Ей дико захотелось выпить, как в старые добрые времена: хорошую пинту коричневого портера… Но она попросила бокал пепси-колы, отошла, села за неудобный и потому незанятый столик чуть ли не на ступеньке у дверей и сидела там до закрытия. Наконец посетители стали рассеиваться… Опустел дворик, и небольшое помещение ресторана будто раздалось, стало свободней – люди стремились наружу, в теплую оживленную ночь, в следующий бар, паб, ночное варьете… Вот последняя компания, громко поддевая друг друга, вывалилась из дверей под крики одной из девиц: «Джейми, ухожу в отрыв!»…

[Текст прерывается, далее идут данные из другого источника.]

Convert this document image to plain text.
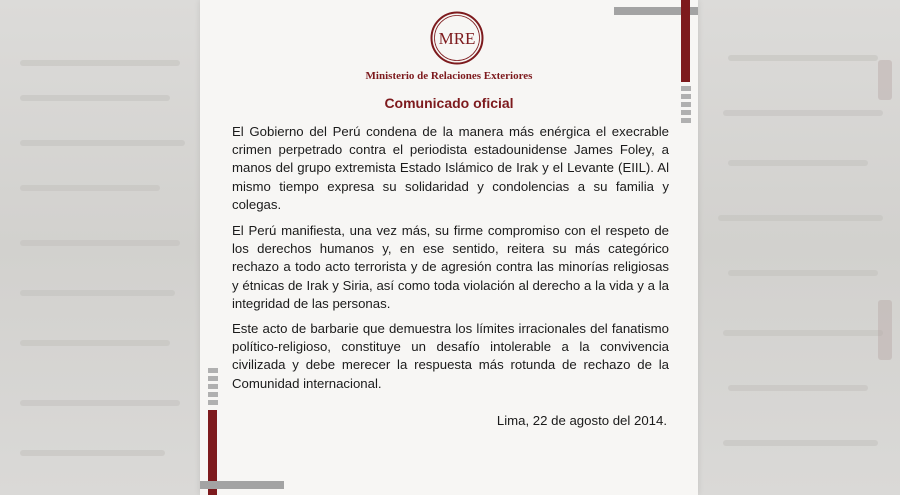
MRE
Ministerio de Relaciones Exteriores
Comunicado oficial

El Gobierno del Perú condena de la manera más enérgica el execrable crimen perpetrado contra el periodista estadounidense James Foley, a manos del grupo extremista Estado Islámico de Irak y el Levante (EIIL). Al mismo tiempo expresa su solidaridad y condolencias a su familia y colegas.

El Perú manifiesta, una vez más, su firme compromiso con el respeto de los derechos humanos y, en ese sentido, reitera su más categórico rechazo a todo acto terrorista y de agresión contra las minorías religiosas y étnicas de Irak y Siria, así como toda violación al derecho a la vida y a la integridad de las personas.

Este acto de barbarie que demuestra los límites irracionales del fanatismo político-religioso, constituye un desafío intolerable a la convivencia civilizada y debe merecer la respuesta más rotunda de rechazo de la Comunidad internacional.

Lima, 22 de agosto del 2014.
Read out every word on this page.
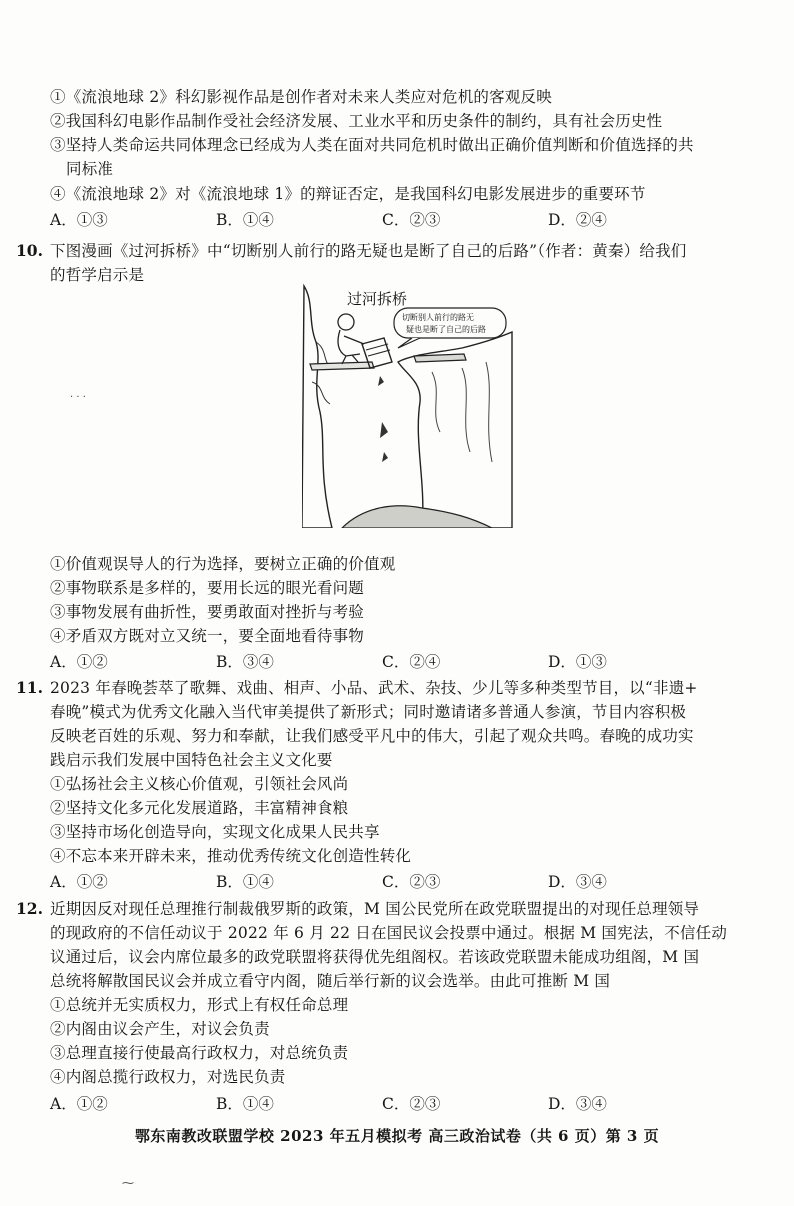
①《流浪地球 2》科幻影视作品是创作者对未来人类应对危机的客观反映
②我国科幻电影作品制作受社会经济发展、工业水平和历史条件的制约，具有社会历史性
③坚持人类命运共同体理念已经成为人类在面对共同危机时做出正确价值判断和价值选择的共
同标准
④《流浪地球 2》对《流浪地球 1》的辩证否定，是我国科幻电影发展进步的重要环节
A．①③	B．①④	C．②③	D．②④
10. 下图漫画《过河拆桥》中“切断别人前行的路无疑也是断了自己的后路”（作者：黄秦）给我们
的哲学启示是
过河拆桥
切断别人前行的路无
疑也是断了自己的后路
· · ·
①价值观误导人的行为选择，要树立正确的价值观
②事物联系是多样的，要用长远的眼光看问题
③事物发展有曲折性，要勇敢面对挫折与考验
④矛盾双方既对立又统一，要全面地看待事物
A．①②	B．③④	C．②④	D．①③
11. 2023 年春晚荟萃了歌舞、戏曲、相声、小品、武术、杂技、少儿等多种类型节目，以“非遗+
春晚”模式为优秀文化融入当代审美提供了新形式；同时邀请诸多普通人参演，节目内容积极
反映老百姓的乐观、努力和奉献，让我们感受平凡中的伟大，引起了观众共鸣。春晚的成功实
践启示我们发展中国特色社会主义文化要
①弘扬社会主义核心价值观，引领社会风尚
②坚持文化多元化发展道路，丰富精神食粮
③坚持市场化创造导向，实现文化成果人民共享
④不忘本来开辟未来，推动优秀传统文化创造性转化
A．①②	B．①④	C．②③	D．③④
12. 近期因反对现任总理推行制裁俄罗斯的政策，M 国公民党所在政党联盟提出的对现任总理领导
的现政府的不信任动议于 2022 年 6 月 22 日在国民议会投票中通过。根据 M 国宪法，不信任动
议通过后，议会内席位最多的政党联盟将获得优先组阁权。若该政党联盟未能成功组阁，M 国
总统将解散国民议会并成立看守内阁，随后举行新的议会选举。由此可推断 M 国
①总统并无实质权力，形式上有权任命总理
②内阁由议会产生，对议会负责
③总理直接行使最高行政权力，对总统负责
④内阁总揽行政权力，对选民负责
A．①②	B．①④	C．②③	D．③④
鄂东南教改联盟学校 2023 年五月模拟考 高三政治试卷（共 6 页）第 3 页
⁓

Высокий рослый азиат с толстой косой, тот, что готовил ей огненный чудо-суп, вышел из кухни и стал вытирать столы, переворачивать стулья и драить загаженный пол.
Тогда Айя поднялась, подошла и поставила на стойку пустой бокал.
– Вы меня не помните? – спросила.
Он вежливо покачал головой.
– Мы были здесь с моим… парнем месяца два назад. И купили бутыль соджу. Она была почти полная…
– Мэм, – устало сказал он, – очень сожалею, но у меня перед глазами за день проходит уйма народу.
– Вы приготовили отличный супец… Послушайте! Целая бутыль соджу – куда она могла деться? Кто ее выпил?
– Должно быть, не в мою смену.
– А кто, кто был вместо вас?! – в отчаянии крикнула она. – Как мне с ним связаться?
– Понятия не имею. Его уволили неделю назад… Он подворовывал.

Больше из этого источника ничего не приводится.